Die schlechte Durchlüftung der Lungen führt vermehrt zu Atemwegsinfektionen und einer eingeschränkten Lungenkapazität. Die chronischen Lungeninfektionen und die zunehmende Ateminsuffizienz sind letztlich der Hauptgrund für die herabgesetzte Lebenserwartung.
Daneben kann je nach Erkrankung auch die Schluck- oder Herzmuskulatur befallen sein – Schluckstörungen und eine ausgeprägte Herzschwäche sind mögliche Folgen.

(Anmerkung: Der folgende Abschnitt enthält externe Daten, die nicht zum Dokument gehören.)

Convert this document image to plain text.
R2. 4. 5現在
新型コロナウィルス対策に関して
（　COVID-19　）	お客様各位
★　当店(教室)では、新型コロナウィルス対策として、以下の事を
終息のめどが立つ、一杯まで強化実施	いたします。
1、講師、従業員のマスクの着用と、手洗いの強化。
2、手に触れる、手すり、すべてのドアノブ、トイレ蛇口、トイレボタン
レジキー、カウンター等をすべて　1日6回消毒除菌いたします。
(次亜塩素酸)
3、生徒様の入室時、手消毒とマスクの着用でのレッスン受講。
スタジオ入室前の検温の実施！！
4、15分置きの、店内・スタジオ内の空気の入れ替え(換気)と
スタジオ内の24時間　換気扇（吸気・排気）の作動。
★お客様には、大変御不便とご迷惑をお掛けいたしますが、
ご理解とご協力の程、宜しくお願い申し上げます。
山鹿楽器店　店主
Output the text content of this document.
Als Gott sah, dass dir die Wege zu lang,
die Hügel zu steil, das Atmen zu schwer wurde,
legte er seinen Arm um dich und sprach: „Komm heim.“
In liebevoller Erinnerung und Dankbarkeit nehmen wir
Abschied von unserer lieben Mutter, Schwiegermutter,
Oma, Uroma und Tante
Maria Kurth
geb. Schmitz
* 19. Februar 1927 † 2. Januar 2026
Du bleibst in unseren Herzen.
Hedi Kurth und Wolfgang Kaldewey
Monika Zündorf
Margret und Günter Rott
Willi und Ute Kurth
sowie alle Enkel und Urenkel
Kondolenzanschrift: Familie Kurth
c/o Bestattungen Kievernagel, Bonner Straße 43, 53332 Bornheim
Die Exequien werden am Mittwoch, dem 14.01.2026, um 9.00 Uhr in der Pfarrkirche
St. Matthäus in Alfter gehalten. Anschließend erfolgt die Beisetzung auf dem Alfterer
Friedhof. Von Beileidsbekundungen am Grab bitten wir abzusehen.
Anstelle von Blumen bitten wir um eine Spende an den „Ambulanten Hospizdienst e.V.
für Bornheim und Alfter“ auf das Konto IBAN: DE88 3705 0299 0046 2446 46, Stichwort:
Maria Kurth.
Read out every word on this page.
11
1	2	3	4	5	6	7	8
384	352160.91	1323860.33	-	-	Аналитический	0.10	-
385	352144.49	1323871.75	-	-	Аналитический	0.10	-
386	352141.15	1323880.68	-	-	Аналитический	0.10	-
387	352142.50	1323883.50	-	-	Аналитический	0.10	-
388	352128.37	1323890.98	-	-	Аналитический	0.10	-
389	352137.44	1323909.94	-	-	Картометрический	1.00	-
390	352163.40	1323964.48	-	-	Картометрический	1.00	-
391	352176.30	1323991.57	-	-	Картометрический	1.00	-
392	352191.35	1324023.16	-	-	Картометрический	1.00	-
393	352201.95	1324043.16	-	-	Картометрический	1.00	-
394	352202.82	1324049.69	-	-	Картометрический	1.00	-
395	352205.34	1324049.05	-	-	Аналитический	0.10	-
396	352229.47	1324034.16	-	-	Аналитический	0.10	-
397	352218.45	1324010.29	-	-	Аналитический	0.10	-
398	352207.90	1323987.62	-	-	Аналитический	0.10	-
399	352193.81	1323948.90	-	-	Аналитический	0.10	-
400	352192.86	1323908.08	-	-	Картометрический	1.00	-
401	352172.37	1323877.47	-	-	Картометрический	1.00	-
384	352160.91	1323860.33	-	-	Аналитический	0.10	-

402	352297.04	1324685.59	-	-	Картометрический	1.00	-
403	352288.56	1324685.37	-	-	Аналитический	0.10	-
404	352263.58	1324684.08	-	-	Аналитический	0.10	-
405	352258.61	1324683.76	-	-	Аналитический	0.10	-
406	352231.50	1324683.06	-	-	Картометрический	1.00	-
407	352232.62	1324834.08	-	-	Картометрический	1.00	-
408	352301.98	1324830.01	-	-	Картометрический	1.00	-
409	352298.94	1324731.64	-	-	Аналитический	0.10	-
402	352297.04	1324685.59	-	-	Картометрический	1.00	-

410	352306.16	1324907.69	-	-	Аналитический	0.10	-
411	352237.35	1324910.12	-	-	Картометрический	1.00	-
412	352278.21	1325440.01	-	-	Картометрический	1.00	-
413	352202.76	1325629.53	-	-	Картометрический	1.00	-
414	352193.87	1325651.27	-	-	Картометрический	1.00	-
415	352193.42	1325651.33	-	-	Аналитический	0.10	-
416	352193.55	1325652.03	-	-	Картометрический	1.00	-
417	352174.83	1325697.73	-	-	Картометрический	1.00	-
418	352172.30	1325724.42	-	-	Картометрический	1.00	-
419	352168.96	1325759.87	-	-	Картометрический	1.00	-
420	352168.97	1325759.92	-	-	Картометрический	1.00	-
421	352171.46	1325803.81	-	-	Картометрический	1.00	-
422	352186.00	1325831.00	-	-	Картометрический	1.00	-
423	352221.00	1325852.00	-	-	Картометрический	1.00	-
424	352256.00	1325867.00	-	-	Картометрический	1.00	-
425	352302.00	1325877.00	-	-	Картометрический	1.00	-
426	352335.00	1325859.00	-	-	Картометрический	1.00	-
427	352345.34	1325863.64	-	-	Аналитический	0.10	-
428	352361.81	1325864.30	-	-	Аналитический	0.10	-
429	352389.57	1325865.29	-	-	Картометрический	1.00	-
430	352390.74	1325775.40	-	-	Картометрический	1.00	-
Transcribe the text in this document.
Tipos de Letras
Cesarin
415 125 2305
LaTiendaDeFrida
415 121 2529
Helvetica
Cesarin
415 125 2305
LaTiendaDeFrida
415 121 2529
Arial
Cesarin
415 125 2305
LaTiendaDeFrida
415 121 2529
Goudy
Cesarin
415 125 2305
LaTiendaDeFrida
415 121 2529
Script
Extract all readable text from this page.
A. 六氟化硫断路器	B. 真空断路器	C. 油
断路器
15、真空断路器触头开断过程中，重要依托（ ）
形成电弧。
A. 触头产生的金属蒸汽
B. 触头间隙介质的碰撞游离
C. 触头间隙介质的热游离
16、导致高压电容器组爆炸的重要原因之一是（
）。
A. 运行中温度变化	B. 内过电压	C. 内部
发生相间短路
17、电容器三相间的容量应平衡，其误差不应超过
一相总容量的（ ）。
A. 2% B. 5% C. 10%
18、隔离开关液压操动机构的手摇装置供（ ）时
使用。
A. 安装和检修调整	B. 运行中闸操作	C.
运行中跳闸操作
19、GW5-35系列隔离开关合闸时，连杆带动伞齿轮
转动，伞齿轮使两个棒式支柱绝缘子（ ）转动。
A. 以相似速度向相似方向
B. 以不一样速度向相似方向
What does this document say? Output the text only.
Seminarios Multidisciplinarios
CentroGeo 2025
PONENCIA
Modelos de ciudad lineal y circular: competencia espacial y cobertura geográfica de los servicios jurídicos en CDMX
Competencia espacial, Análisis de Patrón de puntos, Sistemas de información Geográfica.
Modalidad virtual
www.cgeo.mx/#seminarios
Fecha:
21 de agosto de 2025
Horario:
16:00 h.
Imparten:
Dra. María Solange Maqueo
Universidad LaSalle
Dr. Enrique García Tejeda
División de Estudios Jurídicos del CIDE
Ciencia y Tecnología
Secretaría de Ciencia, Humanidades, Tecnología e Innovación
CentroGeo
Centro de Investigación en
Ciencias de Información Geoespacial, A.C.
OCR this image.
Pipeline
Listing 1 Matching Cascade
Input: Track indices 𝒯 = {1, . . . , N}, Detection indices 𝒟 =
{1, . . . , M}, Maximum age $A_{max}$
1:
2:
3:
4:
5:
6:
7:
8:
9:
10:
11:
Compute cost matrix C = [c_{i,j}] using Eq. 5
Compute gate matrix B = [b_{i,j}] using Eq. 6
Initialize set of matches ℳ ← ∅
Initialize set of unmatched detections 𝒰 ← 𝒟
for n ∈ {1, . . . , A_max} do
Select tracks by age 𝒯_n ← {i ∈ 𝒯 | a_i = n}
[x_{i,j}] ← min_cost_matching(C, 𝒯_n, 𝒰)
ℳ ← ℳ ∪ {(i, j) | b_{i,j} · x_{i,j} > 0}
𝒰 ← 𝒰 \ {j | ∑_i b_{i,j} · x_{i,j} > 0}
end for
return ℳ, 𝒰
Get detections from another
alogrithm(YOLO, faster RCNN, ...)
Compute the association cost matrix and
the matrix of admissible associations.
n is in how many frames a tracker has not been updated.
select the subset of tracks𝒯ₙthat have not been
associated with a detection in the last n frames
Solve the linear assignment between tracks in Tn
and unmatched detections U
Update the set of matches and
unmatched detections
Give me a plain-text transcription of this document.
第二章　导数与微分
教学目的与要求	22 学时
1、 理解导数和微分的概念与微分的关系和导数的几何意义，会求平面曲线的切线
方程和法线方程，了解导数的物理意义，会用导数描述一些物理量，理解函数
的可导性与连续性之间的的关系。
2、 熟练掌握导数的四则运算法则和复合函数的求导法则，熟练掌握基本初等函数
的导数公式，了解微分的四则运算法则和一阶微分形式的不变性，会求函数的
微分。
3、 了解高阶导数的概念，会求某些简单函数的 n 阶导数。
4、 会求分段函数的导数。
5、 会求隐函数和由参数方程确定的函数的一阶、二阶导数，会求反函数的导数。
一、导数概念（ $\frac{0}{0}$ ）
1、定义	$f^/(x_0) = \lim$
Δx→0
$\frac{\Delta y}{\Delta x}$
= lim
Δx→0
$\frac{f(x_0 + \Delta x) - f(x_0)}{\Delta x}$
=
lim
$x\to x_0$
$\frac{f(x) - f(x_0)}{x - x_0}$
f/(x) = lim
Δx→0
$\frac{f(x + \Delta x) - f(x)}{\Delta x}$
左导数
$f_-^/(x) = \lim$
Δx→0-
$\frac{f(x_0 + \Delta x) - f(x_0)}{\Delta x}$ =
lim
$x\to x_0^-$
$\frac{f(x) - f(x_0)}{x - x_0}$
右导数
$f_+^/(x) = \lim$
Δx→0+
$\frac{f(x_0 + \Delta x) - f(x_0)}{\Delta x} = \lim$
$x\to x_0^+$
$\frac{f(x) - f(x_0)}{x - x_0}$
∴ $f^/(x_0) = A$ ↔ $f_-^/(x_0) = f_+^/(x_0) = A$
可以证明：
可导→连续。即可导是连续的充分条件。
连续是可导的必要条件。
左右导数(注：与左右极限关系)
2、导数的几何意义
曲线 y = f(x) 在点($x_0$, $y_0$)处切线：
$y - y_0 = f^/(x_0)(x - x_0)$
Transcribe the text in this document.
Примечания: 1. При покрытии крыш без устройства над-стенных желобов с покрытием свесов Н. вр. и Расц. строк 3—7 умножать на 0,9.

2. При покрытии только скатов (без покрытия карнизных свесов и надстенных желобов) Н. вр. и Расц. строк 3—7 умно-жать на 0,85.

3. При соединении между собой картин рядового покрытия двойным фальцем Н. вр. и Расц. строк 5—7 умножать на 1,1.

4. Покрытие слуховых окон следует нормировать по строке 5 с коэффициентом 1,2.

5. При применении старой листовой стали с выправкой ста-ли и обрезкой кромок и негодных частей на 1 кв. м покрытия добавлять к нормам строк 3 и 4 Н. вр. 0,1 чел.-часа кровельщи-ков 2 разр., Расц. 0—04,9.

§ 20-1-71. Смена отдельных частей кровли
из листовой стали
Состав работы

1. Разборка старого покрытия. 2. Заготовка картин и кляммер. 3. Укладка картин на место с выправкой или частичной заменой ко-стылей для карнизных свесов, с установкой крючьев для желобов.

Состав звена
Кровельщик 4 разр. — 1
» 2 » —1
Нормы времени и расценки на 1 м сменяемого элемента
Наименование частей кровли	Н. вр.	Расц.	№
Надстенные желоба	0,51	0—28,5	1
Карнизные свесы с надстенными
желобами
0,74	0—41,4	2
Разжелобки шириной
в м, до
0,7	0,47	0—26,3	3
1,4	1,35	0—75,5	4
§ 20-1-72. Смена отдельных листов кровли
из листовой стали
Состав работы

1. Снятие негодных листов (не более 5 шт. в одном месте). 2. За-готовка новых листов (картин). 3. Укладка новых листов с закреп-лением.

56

Kann man einem Muskelschwund vorbeugen?
Erblich bedingtem Muskelschwund kann man nicht vorbeugen. Das Problematische an ihm ist, dass er häufig einem autosomal oder X-chromosomal rezessiven Vererbungsmodus folgt. Im Klartext bedeutet das, dass augenscheinlich gesunde Menschen Überträger*innen der Krankheit sein können und die Krankheit so über Generationen unbemerkt weitergegeben werden kann, ohne dass ein Familienmitglied erkrankt.
Anderen Formen des Muskelschwundes lässt sich teilweise vorbeugen. So kann durch einen Ernährungsplan bei älteren oder erkrankten Menschen versucht werden, einen Muskelschwund durch Mangelernährung zu verhindern. Auch medikamentenbedingtem Muskelschwund kann gegebenenfalls durch die Wahl einer anderen Therapiemethode vorgebeugt werden.
Teilweise können eine gezielte Physiotherapie und Krafttraining vorbeugend wirken, wenn Muskelschwund als Risikofaktor bekannt ist, beispielsweise bei Ruhigstellung nach einer Operation.